Below is the transcript of an interview with Karin Kadenbach MEP
Vaccines Today: European health ministers have agreed on a detailed plan to tackle childhood immunisation. What is your reaction to this and what do you see as the most important element of the Council conclusions?
Karin Kadenbach MEP: Childhood immunisation is among my political priorities. Therefore I am pleased by the Council’s conclusion on this topic. Combating measles and other infectious diseases is a task which should not be taken lightly.
We have failed to meet the goal to eliminate measles and rubella by 2010 which is why we should increase our common efforts to meet the target of eradicating these highly infectious, dangerous and under-estimated diseases by 2015 as already announced by the WHO.
I am happy that the ministers highlighted the unfortunately limited access of vulnerable groups, such as Roma communities, to vaccination programmes. I also see an urgent need to take steps in order to improve awareness of the beneficial effects of preventive measures.
It would be dangerous to become immune against good arguments for vaccination. It is a fact that European vaccination programmes are a success story.
Vaccines Today: Given that the responsibility and competence for European health policy lies primarily with Member States, what role can the EU play in an area like vaccination? What can MEPs do?
Karin Kadenbach MEP: Most importantly the EU can play a coordinating role. While national vaccination programmes should be encouraged where they are reasonable, it would be in the interests of the European Member States to find a common strategy for child immunisation as well as raising public awareness.
Additionally the European institutions can make recommendations. As a MEP myself I have initiated a European coalition on vaccination.
Vaccines Today: One idea that has been floated recently is to have a ‘vaccination passport’ for children to help ensure continuity of immunisation schedules when families move within the EU. Are you in favour of this?

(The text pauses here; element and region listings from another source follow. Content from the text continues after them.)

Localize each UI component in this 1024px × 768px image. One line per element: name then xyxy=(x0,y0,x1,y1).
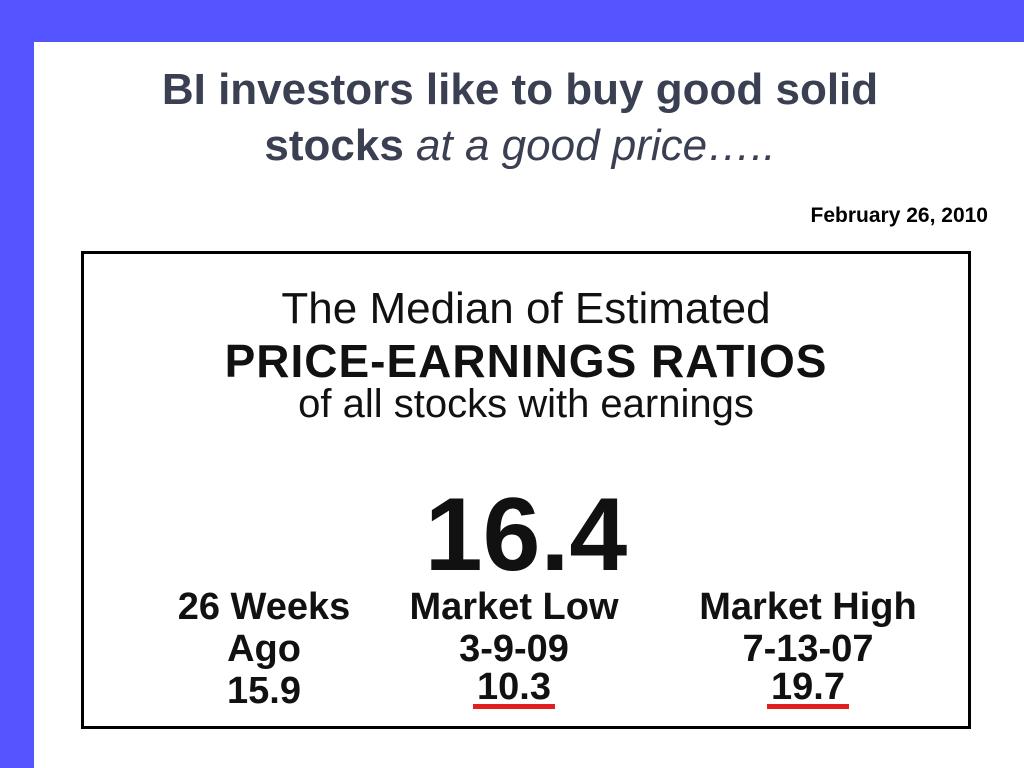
column-market-low: Market Low 3-9-09 10.3 xyxy=(384,586,644,709)
column-sub: 3-9-09 xyxy=(459,628,569,670)
figure-heading-line-3: of all stocks with earnings xyxy=(298,382,754,426)
pe-ratio-figure: The Median of Estimated PRICE-EARNINGS R… xyxy=(81,251,971,729)
column-value-underlined: 19.7 xyxy=(767,668,849,709)
column-head: 26 Weeks xyxy=(177,586,351,628)
column-sub: Ago xyxy=(227,628,301,670)
column-market-high: Market High 7-13-07 19.7 xyxy=(672,586,944,709)
slide-title: BI investors like to buy good solid stoc… xyxy=(60,62,980,174)
slide-date: February 26, 2010 xyxy=(810,204,988,227)
column-head: Market High xyxy=(699,586,917,628)
current-pe-value: 16.4 xyxy=(424,477,628,593)
figure-heading-line-1: The Median of Estimated xyxy=(281,284,771,333)
column-sub: 7-13-07 xyxy=(742,628,874,670)
column-value-underlined: 10.3 xyxy=(473,668,555,709)
column-26-weeks-ago: 26 Weeks Ago 15.9 xyxy=(134,586,394,712)
title-line-1: BI investors like to buy good solid xyxy=(161,65,879,114)
column-value: 15.9 xyxy=(227,670,301,712)
figure-heading-line-2: PRICE-EARNINGS RATIOS xyxy=(224,335,828,387)
top-accent-bar xyxy=(0,0,1024,42)
title-line-2-italic: at a good price….. xyxy=(416,121,776,170)
left-accent-bar xyxy=(0,35,34,768)
column-head: Market Low xyxy=(409,586,619,628)
title-line-2-bold: stocks xyxy=(264,121,404,170)
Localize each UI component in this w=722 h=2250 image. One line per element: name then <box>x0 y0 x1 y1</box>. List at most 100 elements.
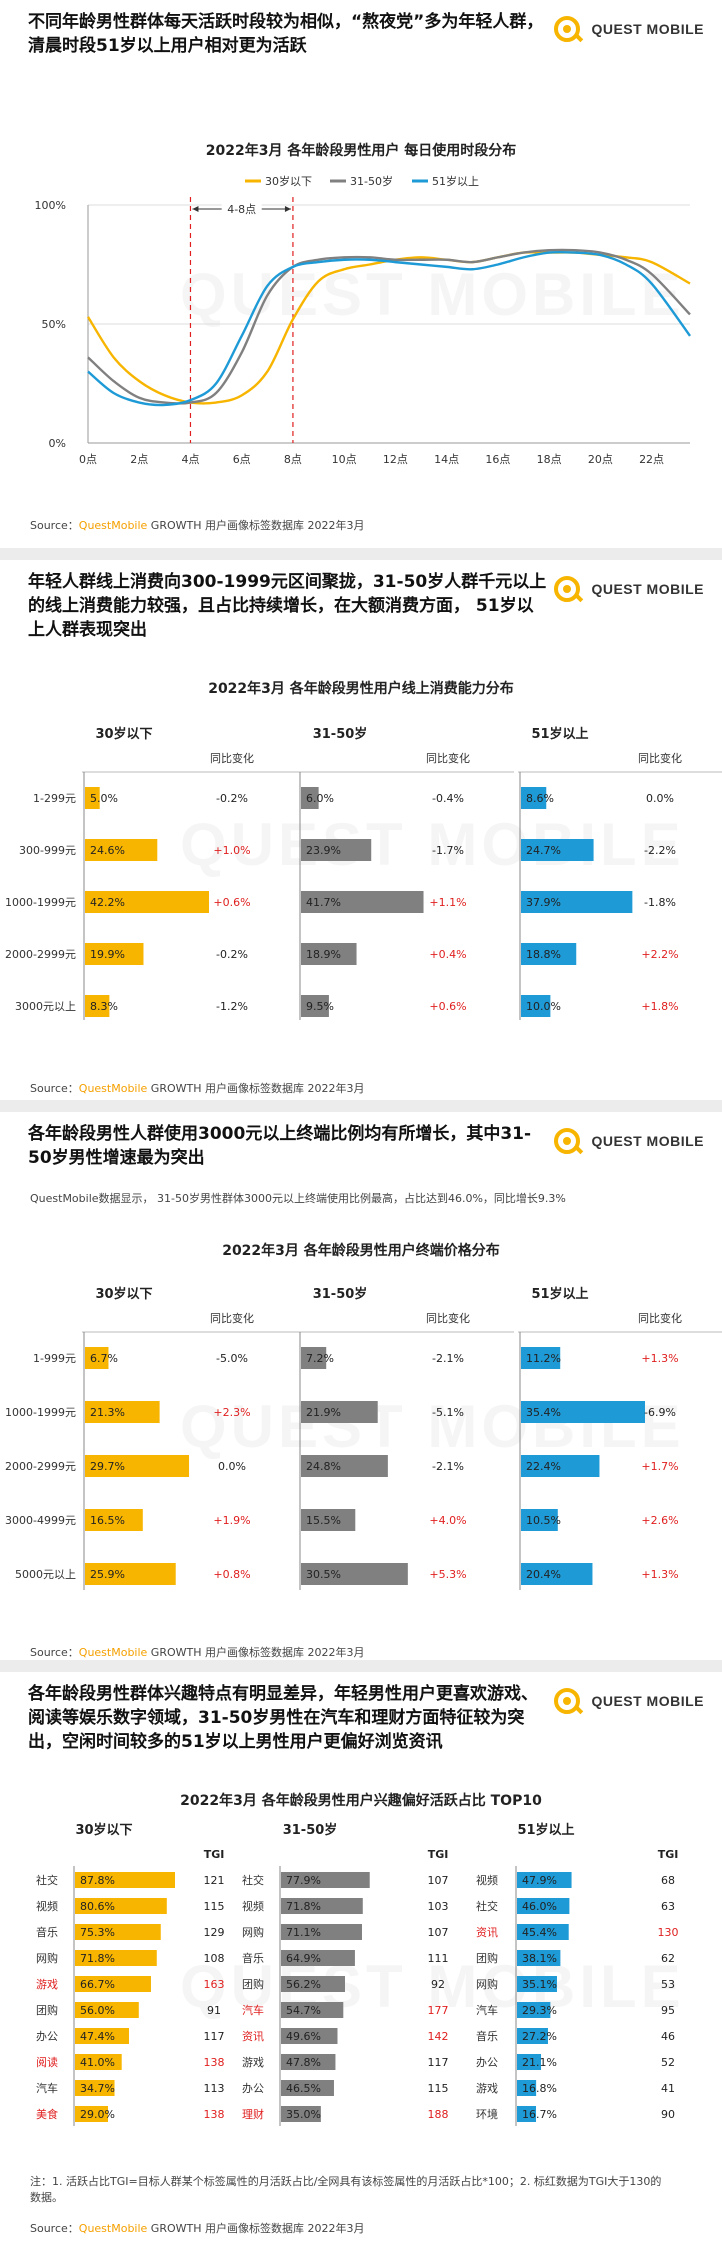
data-label: 66.7% <box>80 1978 115 1991</box>
bar <box>521 995 551 1017</box>
category-label: 汽车 <box>36 2081 58 2095</box>
tgi-value: 46 <box>661 2030 675 2043</box>
data-label: 46.5% <box>286 2082 321 2095</box>
category-label: 3000-4999元 <box>5 1514 76 1527</box>
bar <box>75 2028 129 2044</box>
legend-label: 31-50岁 <box>350 174 393 188</box>
bar <box>517 1976 557 1992</box>
bar <box>517 2028 548 2044</box>
chart-title: 2022年3月 各年龄段男性用户 每日使用时段分布 <box>205 143 517 159</box>
group-title: 31-50岁 <box>313 726 368 742</box>
tgi-value: 163 <box>204 1978 225 1991</box>
category-label: 游戏 <box>242 2056 264 2069</box>
category-label: 阅读 <box>36 2055 58 2069</box>
section-interests: 各年龄段男性群体兴趣特点有明显差异，年轻男性用户更喜欢游戏、阅读等娱乐数字领域，… <box>0 1672 722 2250</box>
tgi-value: 95 <box>661 2004 675 2017</box>
group-title: 31-50岁 <box>283 1822 338 1838</box>
category-label: 1-999元 <box>33 1352 76 1365</box>
bar <box>281 2054 336 2070</box>
x-tick-label: 22点 <box>639 453 664 466</box>
data-label: 41.7% <box>306 896 341 909</box>
data-label: 80.6% <box>80 1900 115 1913</box>
data-label: 77.9% <box>286 1874 321 1887</box>
tgi-value: 62 <box>661 1952 675 1965</box>
tgi-value: 108 <box>204 1952 225 1965</box>
footnote: 注：1. 活跃占比TGI=目标人群某个标签属性的月活跃占比/全网具有该标签属性的… <box>30 2175 662 2204</box>
category-label: 游戏 <box>476 2082 498 2095</box>
bar <box>85 891 209 913</box>
data-label: 21.1% <box>522 2056 557 2069</box>
section-separator <box>0 1100 722 1112</box>
tgi-value: 103 <box>428 1900 449 1913</box>
change-value: +2.3% <box>213 1406 250 1419</box>
bar <box>301 1455 388 1477</box>
data-label: 10.5% <box>526 1514 561 1527</box>
bar <box>521 1401 645 1423</box>
data-label: 42.2% <box>90 896 125 909</box>
group-title: 31-50岁 <box>313 1286 368 1302</box>
bar <box>85 1563 176 1585</box>
category-label: 1-299元 <box>33 792 76 805</box>
change-value: -0.2% <box>216 792 248 805</box>
questmobile-logo-icon <box>554 576 584 603</box>
category-label: 1000-1999元 <box>5 896 76 909</box>
bar <box>301 1509 356 1531</box>
data-label: 16.5% <box>90 1514 125 1527</box>
annotation-arrowhead-left <box>192 206 199 212</box>
tgi-value: 115 <box>428 2082 449 2095</box>
bar <box>521 787 547 809</box>
tgi-value: 142 <box>428 2030 449 2043</box>
group-title: 30岁以下 <box>75 1822 132 1838</box>
category-label: 2000-2999元 <box>5 948 76 961</box>
logo-text: QUEST MOBILE <box>591 581 704 597</box>
category-label: 资讯 <box>476 1926 498 1939</box>
data-label: 64.9% <box>286 1952 321 1965</box>
annotation-bg <box>221 201 262 215</box>
data-label: 22.4% <box>526 1460 561 1473</box>
bar <box>301 839 372 861</box>
section-consumption: 年轻人群线上消费向300-1999元区间聚拢，31-50岁人群千元以上的线上消费… <box>0 560 722 1100</box>
data-label: 41.0% <box>80 2056 115 2069</box>
source-line: Source：QuestMobile GROWTH 用户画像标签数据库 2022… <box>30 1082 365 1095</box>
tgi-value: 41 <box>661 2082 675 2095</box>
bar <box>75 1898 167 1914</box>
change-value: -1.7% <box>432 844 464 857</box>
section-title: 年轻人群线上消费向300-1999元区间聚拢，31-50岁人群千元以上的线上消费… <box>28 572 547 640</box>
group-title: 51岁以上 <box>531 726 588 742</box>
annotation-label: 4-8点 <box>227 203 256 216</box>
questmobile-logo-icon <box>554 1688 584 1715</box>
data-label: 18.8% <box>526 948 561 961</box>
data-label: 35.1% <box>522 1978 557 1991</box>
bar <box>281 1898 363 1914</box>
bar <box>75 1950 157 1966</box>
x-tick-label: 4点 <box>181 453 199 466</box>
change-value: -1.2% <box>216 1000 248 1013</box>
bar <box>301 787 319 809</box>
change-value: +1.8% <box>641 1000 678 1013</box>
data-label: 34.7% <box>80 2082 115 2095</box>
bar <box>281 1924 362 1940</box>
bar <box>517 1898 570 1914</box>
brand-logo: QUEST MOBILE <box>551 14 704 44</box>
tgi-value: 188 <box>428 2108 449 2121</box>
data-label: 9.5% <box>306 1000 334 1013</box>
change-value: +2.6% <box>641 1514 678 1527</box>
tgi-value: 111 <box>428 1952 449 1965</box>
y-tick-label: 100% <box>35 199 66 212</box>
category-label: 资讯 <box>242 2030 264 2043</box>
change-header: 同比变化 <box>210 751 254 765</box>
logo-text: QUEST MOBILE <box>591 21 704 37</box>
change-value: +1.3% <box>641 1352 678 1365</box>
tgi-value: 129 <box>204 1926 225 1939</box>
source-line: Source：QuestMobile GROWTH 用户画像标签数据库 2022… <box>30 2222 365 2235</box>
bar <box>517 2080 537 2096</box>
bar <box>521 943 577 965</box>
data-label: 23.9% <box>306 844 341 857</box>
x-tick-label: 6点 <box>233 453 251 466</box>
category-label: 环境 <box>476 2107 498 2121</box>
bar <box>281 2106 321 2122</box>
change-header: 同比变化 <box>426 751 470 765</box>
source-line: Source：QuestMobile GROWTH 用户画像标签数据库 2022… <box>30 1646 365 1659</box>
tgi-value: 115 <box>204 1900 225 1913</box>
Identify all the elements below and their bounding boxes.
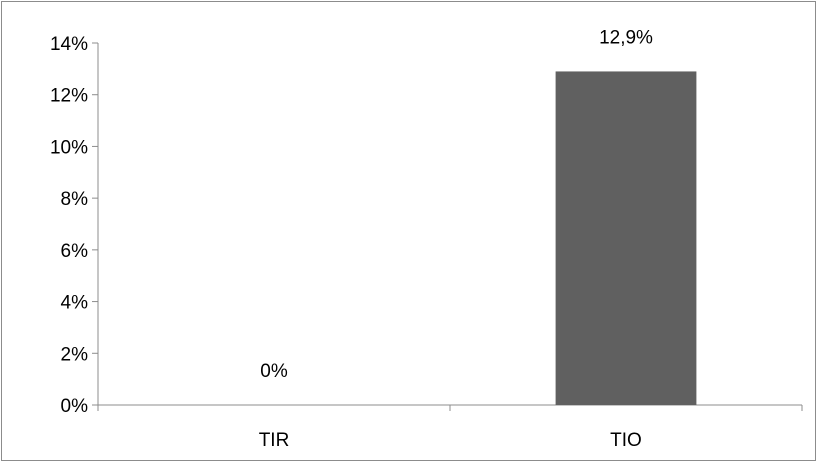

Karin Kadenbach MEP: It has to be taken into consideration that an international WHO vaccination passport already exists. Now the question is whether a neutral EU vaccination passport would be additionally beneficial. The impact has to be analysed carefully and in particular in close cooperation with the WHO. A neutral EU vaccination passport could indeed facilitate free movement by overcoming language barriers within the vaccination monitoring system.
Vaccines Today: There’s a lot happening at the moment in the area of ehealth and cross-border healthcare. Do these have any bearing on cross-border vaccination cooperation between Member States?
Karin Kadenbach MEP: In my opinion the issue of vaccination has to be tackled in a broader perspective and by a larger group of people. More importantly emotions have to be left out of the discussion in order to foster an honest dialogue based on scientific research. This is why I have initiated a European coalition on vaccinations. So far we are trying to bring together representatives of the European Commission and the World Health Organisation, European Vaccine Manufacturers, university scientists, and Members of the European Parliament.
Vaccines Today: Health ministers pledged to tackle vaccine scepticism through communication campaigns and ECDC chief Marc Sprenger has said that social media websites like Twitter and Facebook are influencing public opinion on vaccination. Do you think health officials and politicians have been too conservative in engaging with new media?
Karin Kadenbach MEP: Public opinion is being influenced by new media, such as the internet and social media including Facebook and Twitter. In this area we are dealing with a huge potential of misinformation which may result in unfounded fear.
It is my conviction that a fruitful discussion must be based on arguments and scientific results. Unfortunately there seem to be certain resentments towards vaccination programmes, particularly when it comes to child immunisation. These concerns have to be taken seriously and be addressed by dialogue and information.